How come this code works as expected (seconds = 1)?
local function wait( seconds )
C_Timer.After( seconds, function() print("Hello World!") end )
C_Timer.After( seconds + 1, function() print("Hello World!") end )
C_Timer.After( seconds + 2, function() print("Hello World!") end )
C_Timer.After( seconds + 3, function() print("Hello World!") end )
end
In other words, this implementation prints a line of text, “Hello World”, as intended - 4 lines of text with a 1 second delay between each line. By contrast, this implementation does not?
local seconds = 1
for i = 1, 4 do
seconds = seconds + (i - 1)
wait( seconds )
end
In this case, the 16 lines of text are printed where the 1 second delay occurs between every 4 lines.
Hello World!
Hello World!
Hello World!
Hello World!
Hello World!
Hello World!
Hello World!
Hello World!
Hello World!
Hello World!
Hello World!
Hello World!
Hello World!
Hello World!
Hello World!
Hello World!
local Counter = 0
local Ticker = C_Timer.NewTicker(0.5, function()
Counter = Counter + 1
print("Counting", Counter)
end, 10)
You can cancel the ticker at any time with
Ticker:Cancel()
This code:
local function wait( seconds )
C_Timer.After( seconds, function() print("Hello World!") end )
C_Timer.After( seconds + 1, function() print("Hello World!") end )
C_Timer.After( seconds + 2, function() print("Hello World!") end )
C_Timer.After( seconds + 3, function() print("Hello World!") end )
end
local seconds = 1
for i = 1, 4 do
seconds = seconds + (i - 1)
wait( seconds )
end
Is producing the 4 prints with a one second gap after every 4th?
It should be printing:
no lines when started
one line at the first second (loop 1)
two lines at the second second (loops 1 and 2)
two lines at the third second (loops 1 and 2)
three lines at the fourth second (loops 1, 2 and 3)
two lines at the fifth second (loops 2 and 3)
one line at the sixth second (loop 3)
two lines at the seventh second (loops 3 and 4)
one line at the eighth second (loop 4)
one line at the ninth second (loop 4)
one line at the tenth second (loop 4)
You probably already know this, but to be clear, the client doesn’t pause while waiting for the C_Timer.After() to do its thing.

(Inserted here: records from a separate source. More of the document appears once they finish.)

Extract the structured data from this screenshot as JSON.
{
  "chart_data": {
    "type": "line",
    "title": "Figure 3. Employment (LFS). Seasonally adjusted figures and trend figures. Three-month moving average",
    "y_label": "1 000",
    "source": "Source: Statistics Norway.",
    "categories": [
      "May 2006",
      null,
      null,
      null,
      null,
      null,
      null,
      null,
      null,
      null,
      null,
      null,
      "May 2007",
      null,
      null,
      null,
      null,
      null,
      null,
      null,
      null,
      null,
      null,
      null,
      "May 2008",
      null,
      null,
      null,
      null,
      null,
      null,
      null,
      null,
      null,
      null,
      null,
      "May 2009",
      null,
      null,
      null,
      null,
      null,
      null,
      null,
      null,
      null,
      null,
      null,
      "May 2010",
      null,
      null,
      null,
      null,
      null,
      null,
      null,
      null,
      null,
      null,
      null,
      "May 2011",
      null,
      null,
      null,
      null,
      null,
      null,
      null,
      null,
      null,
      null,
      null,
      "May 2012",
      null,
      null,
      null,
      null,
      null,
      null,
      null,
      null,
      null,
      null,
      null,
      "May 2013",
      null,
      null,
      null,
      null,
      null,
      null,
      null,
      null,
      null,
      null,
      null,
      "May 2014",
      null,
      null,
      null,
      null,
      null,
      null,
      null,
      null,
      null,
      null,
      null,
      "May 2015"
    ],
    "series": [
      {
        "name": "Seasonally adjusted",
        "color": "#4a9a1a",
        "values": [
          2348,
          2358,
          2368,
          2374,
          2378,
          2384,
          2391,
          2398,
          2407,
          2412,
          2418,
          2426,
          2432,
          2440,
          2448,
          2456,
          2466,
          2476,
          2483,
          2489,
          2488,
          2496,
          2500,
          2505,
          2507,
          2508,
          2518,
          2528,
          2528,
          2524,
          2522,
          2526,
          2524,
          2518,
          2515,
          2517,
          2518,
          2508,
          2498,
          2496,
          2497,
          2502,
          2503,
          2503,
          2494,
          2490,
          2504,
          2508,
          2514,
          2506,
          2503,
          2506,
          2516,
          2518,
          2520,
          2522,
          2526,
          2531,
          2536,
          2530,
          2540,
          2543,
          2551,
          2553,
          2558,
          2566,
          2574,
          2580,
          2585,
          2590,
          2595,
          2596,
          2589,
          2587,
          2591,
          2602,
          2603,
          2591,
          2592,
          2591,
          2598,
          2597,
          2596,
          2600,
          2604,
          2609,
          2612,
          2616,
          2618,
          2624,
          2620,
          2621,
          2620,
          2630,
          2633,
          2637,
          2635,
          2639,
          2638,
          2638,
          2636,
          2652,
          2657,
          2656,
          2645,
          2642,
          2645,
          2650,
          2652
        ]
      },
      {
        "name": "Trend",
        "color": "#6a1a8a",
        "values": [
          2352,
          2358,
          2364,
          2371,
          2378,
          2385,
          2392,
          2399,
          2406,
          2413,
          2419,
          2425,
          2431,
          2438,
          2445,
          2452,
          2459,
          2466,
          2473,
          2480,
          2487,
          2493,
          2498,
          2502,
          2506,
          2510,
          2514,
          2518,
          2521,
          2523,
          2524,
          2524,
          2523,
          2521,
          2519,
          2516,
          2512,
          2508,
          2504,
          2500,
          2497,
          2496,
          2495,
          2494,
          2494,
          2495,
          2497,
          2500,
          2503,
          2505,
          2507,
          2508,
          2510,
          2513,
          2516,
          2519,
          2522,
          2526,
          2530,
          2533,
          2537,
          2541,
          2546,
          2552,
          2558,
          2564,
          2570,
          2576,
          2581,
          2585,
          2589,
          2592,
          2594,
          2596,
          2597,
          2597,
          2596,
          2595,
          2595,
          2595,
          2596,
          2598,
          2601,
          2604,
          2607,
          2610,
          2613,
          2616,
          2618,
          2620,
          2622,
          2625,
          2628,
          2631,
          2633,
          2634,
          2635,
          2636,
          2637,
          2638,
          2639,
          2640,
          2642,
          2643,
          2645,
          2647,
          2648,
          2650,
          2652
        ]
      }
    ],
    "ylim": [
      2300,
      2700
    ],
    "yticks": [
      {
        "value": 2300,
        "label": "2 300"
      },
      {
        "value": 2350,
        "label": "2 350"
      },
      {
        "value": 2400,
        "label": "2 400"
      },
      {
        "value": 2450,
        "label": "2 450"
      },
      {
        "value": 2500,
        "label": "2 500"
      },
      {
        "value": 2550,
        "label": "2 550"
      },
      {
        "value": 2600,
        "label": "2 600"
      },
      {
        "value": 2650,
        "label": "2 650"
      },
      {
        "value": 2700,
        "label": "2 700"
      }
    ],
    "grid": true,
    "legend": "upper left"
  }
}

It will queue up something to happen after X seconds and move on to run the next line of code. Your loop is queueing up 4 things to print over a span of time and the execution path will have finished before it does a single tick of a timer. Put a print outside of a delay at the end of your code to see.
Your loop is starting a queued sets of prints that begin at 1, 2, 3 and 4 seconds after the code has executed and staggers after that.